And should some crasy hand dare touch a daughter…[153]
Вопрос, связывать детей с религией или не связывать, в тридцатых годах XX века был достаточно болезненным не в силу запрета, а как раз по причине свободы выбора. Джойс в свое время принял решение в куда более агрессивной общественной среде и нес все последствия своего поступка. Но теперь он обернулся к нему совершенно неожиданной стороной.
Умилительные радости воспитания внука Джойсу не достались — Джорджо и Хелен известили его, что собираются крестить Стивена, и Джойс решительно воспротивился. В свое время он наслушался упреков, что не дает детям религиозного воспитания. Отвечая, что в мире сотни религий и он не может лишать детей возможности выбрать свою, Джойс в общем не кривил душой. Но тут все было иначе — его собственного внука собирались повергнуть в то самое рабство, из которого он бежал. Сын и невестка не стали спорить, но с помощью Падрайка и Мэри Колум отнесли младенца в церковь, а Эжен Жола был восприемником у крестильной купели. От Джойса это скрыли. Когда Бирн был в Париже, они с Джойсом изрядно выпили, и Джойс принялся рассказывать, как родители не могли решить, крестить его внука или обрезать. Жола со смехом добавил:
— Поэтому они его крестили…
Джойс вздрогнул:
— Крестили?
Жола хватило ума, чтобы выдать свою оговорку за шутку, и Джойс узнал правду через несколько лет, но тогда ему стало не до нее — снова начались проблемы с Лючией, домашними средствами уже неодолимые. Собственно, заниматься ими следовало много раньше, но Джойсы повторили ошибку множества родителей.

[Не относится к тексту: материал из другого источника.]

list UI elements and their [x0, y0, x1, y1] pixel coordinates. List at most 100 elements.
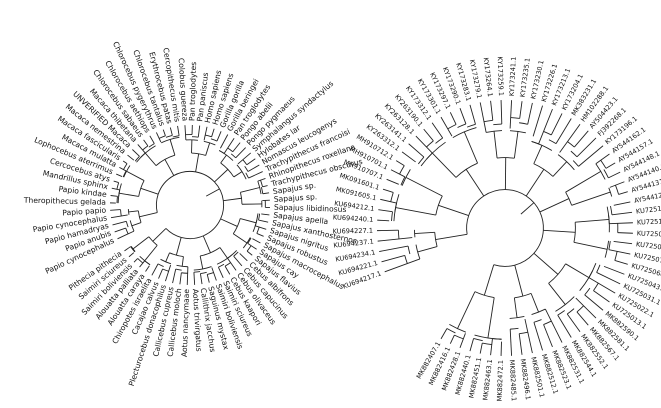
branch-tip: [490, 338, 493, 356]
branch-tip: [117, 230, 135, 240]
clade-stem: [165, 252, 170, 262]
branch-tip: [608, 171, 621, 179]
root-stem: [205, 188, 220, 197]
branch-tip: [509, 329, 513, 356]
branch-tip: [203, 126, 208, 141]
branch-tip: [258, 219, 269, 223]
tip-label: Papio papio: [62, 206, 107, 218]
branch-tip: [127, 154, 135, 161]
branch-tip: [256, 232, 264, 237]
clade-stem: [493, 131, 498, 159]
clade-arc: [606, 206, 610, 233]
branch-arc: [130, 246, 136, 253]
tip-label: MK882463.1: [481, 359, 494, 401]
branch-tip: [247, 164, 260, 172]
tip-label: KY173264.1: [482, 57, 494, 97]
clade-stem: [395, 207, 436, 216]
clade-stem: [463, 131, 478, 164]
group-stem: [139, 212, 158, 218]
branch-tip: [132, 149, 140, 157]
group-stem: [543, 229, 576, 233]
clade-arc: [486, 130, 503, 133]
branch-tip: [605, 162, 616, 169]
branch-tip: [574, 130, 589, 148]
clade-arc: [401, 169, 411, 186]
group-stem: [483, 264, 495, 296]
branch-arc: [399, 165, 405, 175]
branch-tip: [377, 237, 413, 242]
branch-arc: [533, 319, 542, 323]
backbone-arc: [483, 189, 506, 197]
clade-stem: [132, 236, 150, 250]
clade-stem: [533, 145, 543, 164]
clade-arc: [129, 220, 135, 232]
branch-arc: [391, 211, 393, 222]
branch-tip: [139, 260, 146, 268]
branch-arc: [181, 272, 188, 274]
clade-stem: [233, 233, 248, 244]
branch-tip: [151, 263, 159, 276]
branch-tip: [377, 219, 390, 222]
branch-tip: [378, 209, 393, 213]
branch-tip: [519, 101, 523, 119]
branch-tip: [408, 143, 425, 158]
backbone-arc: [539, 211, 544, 231]
right-radial-tree: KU694217.1KU694221.1KU694234.1KU694237.1…: [333, 56, 661, 401]
clade-stem: [405, 176, 443, 197]
tip-label: KU725096.1: [637, 229, 661, 239]
branch-arc: [543, 131, 552, 136]
group-arc: [240, 192, 243, 205]
branch-arc: [122, 170, 127, 178]
branch-arc: [116, 182, 120, 190]
branch-tip: [595, 153, 610, 165]
tip-label: KU725111.1: [636, 203, 661, 216]
branch-tip: [555, 118, 572, 144]
branch-arc: [162, 268, 169, 272]
group-arc: [148, 236, 158, 246]
branch-arc: [258, 213, 261, 221]
clade-stem: [548, 283, 566, 305]
branch-arc: [510, 327, 519, 330]
branch-arc: [404, 255, 408, 264]
branch-tip: [527, 102, 533, 125]
clade-stem: [119, 192, 139, 197]
branch-tip: [223, 138, 235, 154]
branch-tip: [162, 129, 166, 136]
branch-tip: [533, 322, 543, 351]
backbone-arc: [181, 235, 204, 240]
branch-tip: [224, 265, 231, 275]
branch-arc: [407, 246, 411, 255]
tip-label: KU694227.1: [333, 227, 374, 236]
clade-stem: [169, 139, 176, 156]
clade-stem: [552, 161, 568, 177]
branch-tip: [217, 266, 224, 278]
clade-stem: [457, 291, 476, 329]
branch-tip: [449, 334, 455, 344]
branch-tip: [509, 100, 513, 129]
clade-arc: [236, 164, 247, 180]
branch-arc: [483, 119, 493, 123]
branch-tip: [576, 311, 589, 326]
branch-tip: [613, 201, 631, 206]
branch-arc: [557, 310, 565, 316]
branch-arc: [454, 334, 464, 340]
branch-arc: [142, 145, 149, 151]
backbone-arc: [165, 228, 182, 238]
clade-arc: [531, 308, 546, 316]
branch-arc: [493, 123, 502, 126]
branch-tip: [247, 243, 257, 250]
clade-arc: [531, 140, 553, 151]
branch-tip: [384, 258, 421, 273]
clade-stem: [181, 256, 184, 267]
clade-stem: [233, 171, 243, 178]
branch-tip: [382, 188, 394, 193]
group-stem: [465, 169, 485, 197]
backbone-arc: [214, 181, 224, 201]
branch-arc: [567, 141, 575, 148]
branch-tip: [211, 128, 215, 137]
tip-label: KU694240.1: [333, 213, 374, 223]
tip-label: KY173241.1: [508, 56, 518, 96]
group-stem: [525, 169, 545, 197]
clade-arc: [608, 187, 613, 197]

Три года назад, когда Беккет стал появляться в парижской квартире Джойса и работать с ним, Лючия влюбилась в молодого красивого ирландца, в его причуды и рискованные шутки. Он не был беззаветным тружеником, как ее отец, — Пегги Гуггенхайм сравнивает его с молодым Обломовым, который не мог заставить себя встать с постели раньше полудня, вяло преодолевая ту самую ennui[154], которую превосходным парижским диалектом описал на страницах «В ожидании Годо». Джойс и Беккет с удовольствием обменивались молчанием, сидя в одинаковых позах: Беккет очень скоро усвоил манеру переплетать ноги, которой так славился Джойс. Скупые реплики могли касаться чего угодно — социализма, идеализма, женщин. Джойсу нравилось общество Беккета, но оно не заменяло ему семью — пожалуй, единственных людей, которых он мог любить. Даже Салливан не попадал в их число. Привлекало Джойса мышление Беккета, та отточенная отстраненность, которой не обладал даже он сам, как и утонченность, проявлявшаяся во всем. Лючия чувствовала то же, хотя и по-своему.

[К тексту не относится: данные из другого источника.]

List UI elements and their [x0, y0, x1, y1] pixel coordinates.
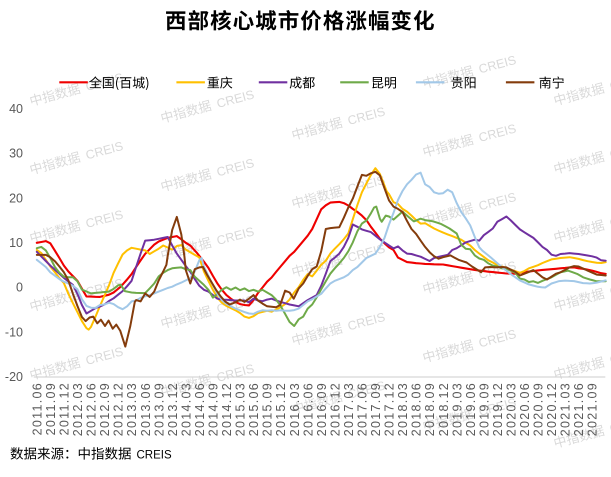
svg-text:0: 0 — [16, 281, 23, 295]
svg-text:2019.06: 2019.06 — [464, 382, 478, 436]
svg-text:CREIS: CREIS — [137, 450, 172, 462]
svg-text:2015.03: 2015.03 — [234, 382, 248, 436]
svg-text:-20: -20 — [5, 370, 23, 384]
svg-text:2013.06: 2013.06 — [139, 382, 153, 436]
svg-text:2011.06: 2011.06 — [30, 382, 44, 435]
svg-text:2020.09: 2020.09 — [532, 382, 546, 436]
svg-text:40: 40 — [9, 102, 23, 116]
svg-text:2016.03: 2016.03 — [288, 382, 302, 436]
svg-text:2014.06: 2014.06 — [193, 382, 207, 436]
svg-text:2013.09: 2013.09 — [152, 382, 166, 436]
svg-text:2016.12: 2016.12 — [328, 382, 342, 436]
svg-text:2018.12: 2018.12 — [437, 382, 451, 436]
svg-text:2012.03: 2012.03 — [71, 382, 85, 436]
svg-text:2017.09: 2017.09 — [369, 382, 383, 436]
svg-text:2013.12: 2013.12 — [166, 382, 180, 436]
svg-text:2016.06: 2016.06 — [301, 382, 315, 436]
svg-text:2013.03: 2013.03 — [125, 382, 139, 436]
svg-text:2012.09: 2012.09 — [98, 382, 112, 436]
svg-text:2020.03: 2020.03 — [505, 382, 519, 436]
svg-text:2014.03: 2014.03 — [179, 382, 193, 436]
svg-text:2015.06: 2015.06 — [247, 382, 261, 436]
svg-text:2019.09: 2019.09 — [477, 382, 491, 436]
svg-text:2014.09: 2014.09 — [207, 382, 221, 436]
svg-text:2017.12: 2017.12 — [383, 382, 397, 436]
svg-text:2018.03: 2018.03 — [396, 382, 410, 436]
svg-text:2011.09: 2011.09 — [44, 382, 58, 435]
svg-text:2020.12: 2020.12 — [545, 382, 559, 436]
svg-text:2016.09: 2016.09 — [315, 382, 329, 436]
svg-text:2020.06: 2020.06 — [518, 382, 532, 436]
svg-text:2021.09: 2021.09 — [586, 382, 600, 436]
svg-text:2019.03: 2019.03 — [450, 382, 464, 436]
svg-text:2012.06: 2012.06 — [85, 382, 99, 436]
svg-text:2018.06: 2018.06 — [410, 382, 424, 436]
svg-text:2012.12: 2012.12 — [112, 382, 126, 436]
svg-text:2018.09: 2018.09 — [423, 382, 437, 436]
svg-text:20: 20 — [9, 191, 23, 205]
svg-text:2015.12: 2015.12 — [274, 382, 288, 436]
svg-text:2017.06: 2017.06 — [356, 382, 370, 436]
svg-text:2015.09: 2015.09 — [261, 382, 275, 436]
svg-text:2017.03: 2017.03 — [342, 382, 356, 436]
svg-text:10: 10 — [9, 236, 23, 250]
svg-text:2014.12: 2014.12 — [220, 382, 234, 436]
svg-text:2019.12: 2019.12 — [491, 382, 505, 436]
svg-text:2021.03: 2021.03 — [559, 382, 573, 436]
svg-text:2021.06: 2021.06 — [572, 382, 586, 436]
svg-text:30: 30 — [9, 147, 23, 161]
svg-text:2011.12: 2011.12 — [58, 382, 72, 435]
svg-text:-10: -10 — [5, 325, 23, 339]
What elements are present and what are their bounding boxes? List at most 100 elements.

Джойс говорил с ним о философах, в которых пытался разобраться; Беккету было продиктовано несколько кусков «Поминок…»; однажды в дверь постучали, Джойс ответил «Войдите», и Беккет записал это. Перечитывая запись, Джойс оставил реплику. Случай-помощник — такое забавляло. Беккета, в свою очередь, забавляла сингулярность работы. Лючия интересовала его как отражение Джойса, причудливое, болезненное, одолеваемое комплексами, которых не было у оригинала. Они бывали в ресторанах, на спектаклях, бродили по городу, когда Беккета не одолевала лень. Молодая женщина (ей было 24 года) все хуже справлялась с собой и все откровеннее давала ему понять, как она на самом деле к нему относится. Когда ее состояние достигло пика, Беккет не нашел ничего лучше, как разъяснить ей, что приходит прежде всего к ее отцу. Та же Пегги Гуггенхайм вспоминает, что он понимал, насколько жесток, но говорил, что мертв и потерял человеческие чувства — у него не получалось влюбиться в Лючию.